Parce que la Bible ne romantise pas Noël. Dès le récit de Matthieu, un roi tremble, une famille fuit, des enfants sont massacrés. Le premier Noël, ce n'est pas l'annonce d'un monde sans combat, c'est l'annonce que Dieu entre dans un monde brisé pour y remporter la victoire. La paix de Noël n'est pas l'absence de combat, c'est la certitude que Dieu combat pour nous.
Que veut dire « mourir les armes à la main » quand on parle de Jésus ?
Ça ne veut pas dire mourir en combattant physiquement. Jésus meurt en tenant jusqu'au bout les vraies armes du royaume : la Parole, l'obéissance au Père, l'amour, la fidélité. « Tout est accompli » n'est pas un cri de défaite mais l'annonce qu'il a mené le bon combat jusqu'au bout, sans jamais lâcher.
Faut-il vraiment prendre « toutes » les armes de Dieu, ou peut-on choisir celles qui correspondent à nos dons ?

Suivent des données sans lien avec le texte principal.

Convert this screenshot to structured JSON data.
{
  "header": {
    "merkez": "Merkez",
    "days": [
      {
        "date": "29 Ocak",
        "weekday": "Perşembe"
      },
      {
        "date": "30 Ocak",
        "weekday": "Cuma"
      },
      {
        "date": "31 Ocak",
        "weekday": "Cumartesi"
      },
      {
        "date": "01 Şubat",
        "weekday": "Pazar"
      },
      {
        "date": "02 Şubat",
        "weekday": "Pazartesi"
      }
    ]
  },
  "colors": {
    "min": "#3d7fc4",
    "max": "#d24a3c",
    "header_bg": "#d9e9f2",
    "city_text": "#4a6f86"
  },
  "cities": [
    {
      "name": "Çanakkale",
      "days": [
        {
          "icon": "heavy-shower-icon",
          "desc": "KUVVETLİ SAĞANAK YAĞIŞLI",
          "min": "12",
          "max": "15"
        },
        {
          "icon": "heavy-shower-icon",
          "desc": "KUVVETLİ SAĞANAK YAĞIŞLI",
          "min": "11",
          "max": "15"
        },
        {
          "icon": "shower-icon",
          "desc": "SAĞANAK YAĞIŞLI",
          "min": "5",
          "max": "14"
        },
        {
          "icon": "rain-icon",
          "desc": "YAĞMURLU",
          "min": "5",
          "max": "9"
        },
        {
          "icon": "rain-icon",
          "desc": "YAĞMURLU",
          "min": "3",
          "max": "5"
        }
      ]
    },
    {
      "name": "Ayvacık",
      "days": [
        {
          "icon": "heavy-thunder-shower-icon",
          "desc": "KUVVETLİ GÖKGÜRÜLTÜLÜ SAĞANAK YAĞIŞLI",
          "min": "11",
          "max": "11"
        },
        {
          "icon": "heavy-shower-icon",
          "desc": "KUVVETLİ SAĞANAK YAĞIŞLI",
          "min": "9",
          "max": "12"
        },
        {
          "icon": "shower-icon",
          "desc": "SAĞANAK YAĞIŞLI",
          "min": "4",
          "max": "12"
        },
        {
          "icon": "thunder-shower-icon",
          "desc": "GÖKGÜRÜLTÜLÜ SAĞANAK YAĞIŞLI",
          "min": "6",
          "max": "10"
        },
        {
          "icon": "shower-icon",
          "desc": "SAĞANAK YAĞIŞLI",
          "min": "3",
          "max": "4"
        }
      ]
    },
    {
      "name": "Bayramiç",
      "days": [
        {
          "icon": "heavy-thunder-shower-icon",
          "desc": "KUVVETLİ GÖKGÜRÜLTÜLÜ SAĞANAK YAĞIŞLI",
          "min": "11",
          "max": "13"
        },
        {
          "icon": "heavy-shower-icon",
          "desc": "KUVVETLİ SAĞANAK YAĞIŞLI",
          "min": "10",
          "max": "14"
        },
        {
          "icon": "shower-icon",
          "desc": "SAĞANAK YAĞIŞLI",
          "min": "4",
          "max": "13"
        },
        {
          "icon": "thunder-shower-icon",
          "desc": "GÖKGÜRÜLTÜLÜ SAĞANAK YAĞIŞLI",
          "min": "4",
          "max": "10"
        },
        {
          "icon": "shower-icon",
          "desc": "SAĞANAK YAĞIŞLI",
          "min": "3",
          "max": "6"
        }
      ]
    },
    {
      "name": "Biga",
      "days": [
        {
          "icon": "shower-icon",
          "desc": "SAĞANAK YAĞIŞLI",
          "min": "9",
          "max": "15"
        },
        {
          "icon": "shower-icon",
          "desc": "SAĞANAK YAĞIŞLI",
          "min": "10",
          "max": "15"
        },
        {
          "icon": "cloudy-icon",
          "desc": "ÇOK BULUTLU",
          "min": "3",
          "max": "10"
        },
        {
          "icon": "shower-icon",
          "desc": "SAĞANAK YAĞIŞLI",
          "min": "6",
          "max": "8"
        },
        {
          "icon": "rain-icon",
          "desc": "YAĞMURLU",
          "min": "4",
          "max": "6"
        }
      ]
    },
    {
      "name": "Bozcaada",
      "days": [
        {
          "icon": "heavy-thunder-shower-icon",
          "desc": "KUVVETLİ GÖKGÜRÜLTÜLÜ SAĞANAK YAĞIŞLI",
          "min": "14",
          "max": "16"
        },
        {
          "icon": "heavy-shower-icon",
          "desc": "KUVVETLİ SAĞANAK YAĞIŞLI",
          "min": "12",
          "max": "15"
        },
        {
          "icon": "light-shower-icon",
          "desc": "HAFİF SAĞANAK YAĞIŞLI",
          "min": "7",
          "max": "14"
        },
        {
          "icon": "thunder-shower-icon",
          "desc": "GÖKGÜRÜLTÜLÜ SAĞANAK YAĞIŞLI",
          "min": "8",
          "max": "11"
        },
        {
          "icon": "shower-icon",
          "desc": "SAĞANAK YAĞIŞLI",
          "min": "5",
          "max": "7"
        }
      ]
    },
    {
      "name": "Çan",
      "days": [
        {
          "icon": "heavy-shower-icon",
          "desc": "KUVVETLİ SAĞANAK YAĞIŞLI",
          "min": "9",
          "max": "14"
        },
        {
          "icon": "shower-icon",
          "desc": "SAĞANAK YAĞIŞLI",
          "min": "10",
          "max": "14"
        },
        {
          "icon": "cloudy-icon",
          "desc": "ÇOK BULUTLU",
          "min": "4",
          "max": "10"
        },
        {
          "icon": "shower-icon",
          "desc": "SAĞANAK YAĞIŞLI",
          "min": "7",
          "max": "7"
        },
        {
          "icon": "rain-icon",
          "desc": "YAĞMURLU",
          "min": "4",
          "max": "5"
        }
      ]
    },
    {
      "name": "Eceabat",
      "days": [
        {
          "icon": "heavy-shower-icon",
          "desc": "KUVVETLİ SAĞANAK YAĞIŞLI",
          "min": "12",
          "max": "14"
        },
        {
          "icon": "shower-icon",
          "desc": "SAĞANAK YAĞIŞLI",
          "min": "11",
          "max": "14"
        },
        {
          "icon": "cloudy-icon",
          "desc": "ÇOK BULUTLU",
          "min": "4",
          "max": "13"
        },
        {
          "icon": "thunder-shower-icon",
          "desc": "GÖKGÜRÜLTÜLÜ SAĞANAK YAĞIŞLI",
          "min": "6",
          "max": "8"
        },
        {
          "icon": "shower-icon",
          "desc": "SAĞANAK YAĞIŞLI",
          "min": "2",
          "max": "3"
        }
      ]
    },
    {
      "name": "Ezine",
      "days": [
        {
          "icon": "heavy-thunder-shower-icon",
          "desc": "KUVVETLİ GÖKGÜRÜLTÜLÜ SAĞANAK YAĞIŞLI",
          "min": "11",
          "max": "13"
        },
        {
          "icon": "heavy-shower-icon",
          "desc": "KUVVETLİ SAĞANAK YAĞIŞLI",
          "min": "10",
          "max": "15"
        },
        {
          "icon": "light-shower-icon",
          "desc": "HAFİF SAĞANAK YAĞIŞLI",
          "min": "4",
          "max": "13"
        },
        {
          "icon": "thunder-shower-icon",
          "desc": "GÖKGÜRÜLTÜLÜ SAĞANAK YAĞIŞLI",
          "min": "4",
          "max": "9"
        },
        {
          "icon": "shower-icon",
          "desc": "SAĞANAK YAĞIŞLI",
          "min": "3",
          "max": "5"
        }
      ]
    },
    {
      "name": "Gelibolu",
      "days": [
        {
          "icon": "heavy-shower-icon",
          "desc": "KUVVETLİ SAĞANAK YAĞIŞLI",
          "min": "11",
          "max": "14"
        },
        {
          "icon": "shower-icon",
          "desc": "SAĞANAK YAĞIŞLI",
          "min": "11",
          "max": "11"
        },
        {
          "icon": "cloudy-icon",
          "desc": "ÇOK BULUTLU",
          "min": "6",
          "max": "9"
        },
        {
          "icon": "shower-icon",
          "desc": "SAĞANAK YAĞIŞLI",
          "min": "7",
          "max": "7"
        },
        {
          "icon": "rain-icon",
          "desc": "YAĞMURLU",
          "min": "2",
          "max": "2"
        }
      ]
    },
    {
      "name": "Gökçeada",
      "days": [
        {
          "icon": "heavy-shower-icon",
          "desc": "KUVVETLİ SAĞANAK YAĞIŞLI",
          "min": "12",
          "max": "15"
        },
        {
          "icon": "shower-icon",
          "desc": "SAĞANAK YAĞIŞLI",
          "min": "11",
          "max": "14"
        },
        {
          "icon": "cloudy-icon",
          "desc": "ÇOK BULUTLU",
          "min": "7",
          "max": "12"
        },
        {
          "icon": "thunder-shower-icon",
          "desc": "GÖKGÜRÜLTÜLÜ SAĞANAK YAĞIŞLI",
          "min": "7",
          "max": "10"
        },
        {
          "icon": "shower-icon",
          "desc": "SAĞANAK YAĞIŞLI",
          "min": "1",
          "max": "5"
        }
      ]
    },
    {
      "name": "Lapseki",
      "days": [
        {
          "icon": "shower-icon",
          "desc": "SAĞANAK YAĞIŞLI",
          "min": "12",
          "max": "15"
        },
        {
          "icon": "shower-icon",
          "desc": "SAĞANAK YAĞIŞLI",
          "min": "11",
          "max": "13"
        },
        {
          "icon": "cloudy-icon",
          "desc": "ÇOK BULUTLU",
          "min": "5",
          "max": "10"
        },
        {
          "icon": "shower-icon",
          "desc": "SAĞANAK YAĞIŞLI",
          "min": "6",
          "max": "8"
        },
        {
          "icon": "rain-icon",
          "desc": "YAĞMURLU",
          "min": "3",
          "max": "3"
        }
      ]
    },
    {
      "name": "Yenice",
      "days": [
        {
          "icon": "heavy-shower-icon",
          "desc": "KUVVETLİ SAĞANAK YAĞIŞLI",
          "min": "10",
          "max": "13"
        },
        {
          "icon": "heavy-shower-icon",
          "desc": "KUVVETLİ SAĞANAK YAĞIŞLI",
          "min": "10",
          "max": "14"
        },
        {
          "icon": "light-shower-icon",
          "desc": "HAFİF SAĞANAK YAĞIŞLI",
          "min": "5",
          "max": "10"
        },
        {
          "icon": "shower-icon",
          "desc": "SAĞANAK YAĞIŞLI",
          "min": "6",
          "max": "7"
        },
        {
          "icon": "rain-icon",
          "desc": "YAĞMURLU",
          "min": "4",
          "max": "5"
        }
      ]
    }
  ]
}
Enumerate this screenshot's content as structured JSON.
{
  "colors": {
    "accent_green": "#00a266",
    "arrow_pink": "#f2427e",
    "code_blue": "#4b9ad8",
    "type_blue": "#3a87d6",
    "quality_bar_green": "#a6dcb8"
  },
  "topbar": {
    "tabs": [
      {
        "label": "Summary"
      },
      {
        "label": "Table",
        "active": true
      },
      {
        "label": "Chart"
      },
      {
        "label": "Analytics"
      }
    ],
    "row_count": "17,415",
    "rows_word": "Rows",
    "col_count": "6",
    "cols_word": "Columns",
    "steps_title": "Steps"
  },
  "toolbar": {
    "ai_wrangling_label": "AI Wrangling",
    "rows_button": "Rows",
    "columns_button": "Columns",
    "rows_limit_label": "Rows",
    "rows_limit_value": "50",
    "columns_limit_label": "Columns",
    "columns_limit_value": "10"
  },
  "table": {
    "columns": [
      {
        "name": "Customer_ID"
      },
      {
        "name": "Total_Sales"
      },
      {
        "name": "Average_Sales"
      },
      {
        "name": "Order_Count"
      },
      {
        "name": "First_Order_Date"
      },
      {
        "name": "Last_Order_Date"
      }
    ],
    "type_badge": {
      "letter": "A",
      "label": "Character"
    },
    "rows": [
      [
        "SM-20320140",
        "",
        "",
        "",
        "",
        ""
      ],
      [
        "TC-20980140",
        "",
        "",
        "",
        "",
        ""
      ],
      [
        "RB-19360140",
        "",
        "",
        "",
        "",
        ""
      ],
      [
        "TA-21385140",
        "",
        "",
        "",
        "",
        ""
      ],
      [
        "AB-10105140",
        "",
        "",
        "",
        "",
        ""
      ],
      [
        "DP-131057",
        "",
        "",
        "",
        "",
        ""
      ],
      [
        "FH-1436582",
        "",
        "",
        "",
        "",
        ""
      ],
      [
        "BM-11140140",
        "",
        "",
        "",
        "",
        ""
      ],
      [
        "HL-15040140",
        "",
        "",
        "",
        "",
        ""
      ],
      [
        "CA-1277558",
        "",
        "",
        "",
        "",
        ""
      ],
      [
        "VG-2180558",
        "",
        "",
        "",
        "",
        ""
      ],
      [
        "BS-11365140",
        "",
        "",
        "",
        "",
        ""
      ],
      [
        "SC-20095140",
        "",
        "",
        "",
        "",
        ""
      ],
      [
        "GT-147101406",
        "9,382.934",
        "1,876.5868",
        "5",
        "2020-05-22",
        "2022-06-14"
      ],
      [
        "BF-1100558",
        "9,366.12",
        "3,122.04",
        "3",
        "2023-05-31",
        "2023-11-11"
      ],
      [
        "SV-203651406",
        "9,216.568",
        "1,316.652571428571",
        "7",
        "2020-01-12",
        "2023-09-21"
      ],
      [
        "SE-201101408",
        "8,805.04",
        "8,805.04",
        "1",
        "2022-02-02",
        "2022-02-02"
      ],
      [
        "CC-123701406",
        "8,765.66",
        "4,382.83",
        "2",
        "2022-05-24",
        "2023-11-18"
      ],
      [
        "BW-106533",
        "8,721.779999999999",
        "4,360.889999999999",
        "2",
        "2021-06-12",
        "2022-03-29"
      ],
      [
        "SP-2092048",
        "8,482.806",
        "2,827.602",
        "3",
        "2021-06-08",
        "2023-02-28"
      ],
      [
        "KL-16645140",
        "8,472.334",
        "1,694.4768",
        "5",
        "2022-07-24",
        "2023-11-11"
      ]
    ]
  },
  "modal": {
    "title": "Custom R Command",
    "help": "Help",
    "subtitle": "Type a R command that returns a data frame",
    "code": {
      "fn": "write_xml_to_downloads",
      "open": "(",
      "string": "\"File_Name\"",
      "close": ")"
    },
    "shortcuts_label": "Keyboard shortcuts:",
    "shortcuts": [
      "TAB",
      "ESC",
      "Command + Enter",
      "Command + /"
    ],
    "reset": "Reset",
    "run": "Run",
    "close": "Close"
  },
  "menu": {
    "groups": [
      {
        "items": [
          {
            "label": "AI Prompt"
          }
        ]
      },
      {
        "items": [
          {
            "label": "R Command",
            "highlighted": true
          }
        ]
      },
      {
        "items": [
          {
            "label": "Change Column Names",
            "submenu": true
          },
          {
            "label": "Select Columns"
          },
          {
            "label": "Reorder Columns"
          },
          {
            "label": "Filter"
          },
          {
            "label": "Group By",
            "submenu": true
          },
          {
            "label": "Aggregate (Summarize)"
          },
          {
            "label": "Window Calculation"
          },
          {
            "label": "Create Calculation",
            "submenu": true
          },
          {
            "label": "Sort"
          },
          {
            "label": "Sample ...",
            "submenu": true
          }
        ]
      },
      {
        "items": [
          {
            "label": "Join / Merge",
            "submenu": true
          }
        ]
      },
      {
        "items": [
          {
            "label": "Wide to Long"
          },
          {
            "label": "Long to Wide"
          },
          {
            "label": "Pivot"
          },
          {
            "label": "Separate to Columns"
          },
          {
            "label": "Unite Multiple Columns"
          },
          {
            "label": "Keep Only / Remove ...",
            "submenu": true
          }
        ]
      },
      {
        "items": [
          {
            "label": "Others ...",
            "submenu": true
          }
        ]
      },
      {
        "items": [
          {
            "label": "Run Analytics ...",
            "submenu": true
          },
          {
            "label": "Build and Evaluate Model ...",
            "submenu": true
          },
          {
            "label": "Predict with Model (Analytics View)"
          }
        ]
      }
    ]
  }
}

Paul est clair en Éphésiens 6 : « prenez toutes les armes de Dieu ». Les dons dans l'Église sont divers, mais l'armure spirituelle est complète pour chacun. Pourquoi ? Parce que le diable attaque de toutes les manières. Un seul angle laissé sans protection peut suffire à te faire vaciller. Il ne s'agit pas de choisir, mais de revêtir l'ensemble : vérité, justice, zèle de l'Évangile, foi, salut, Parole.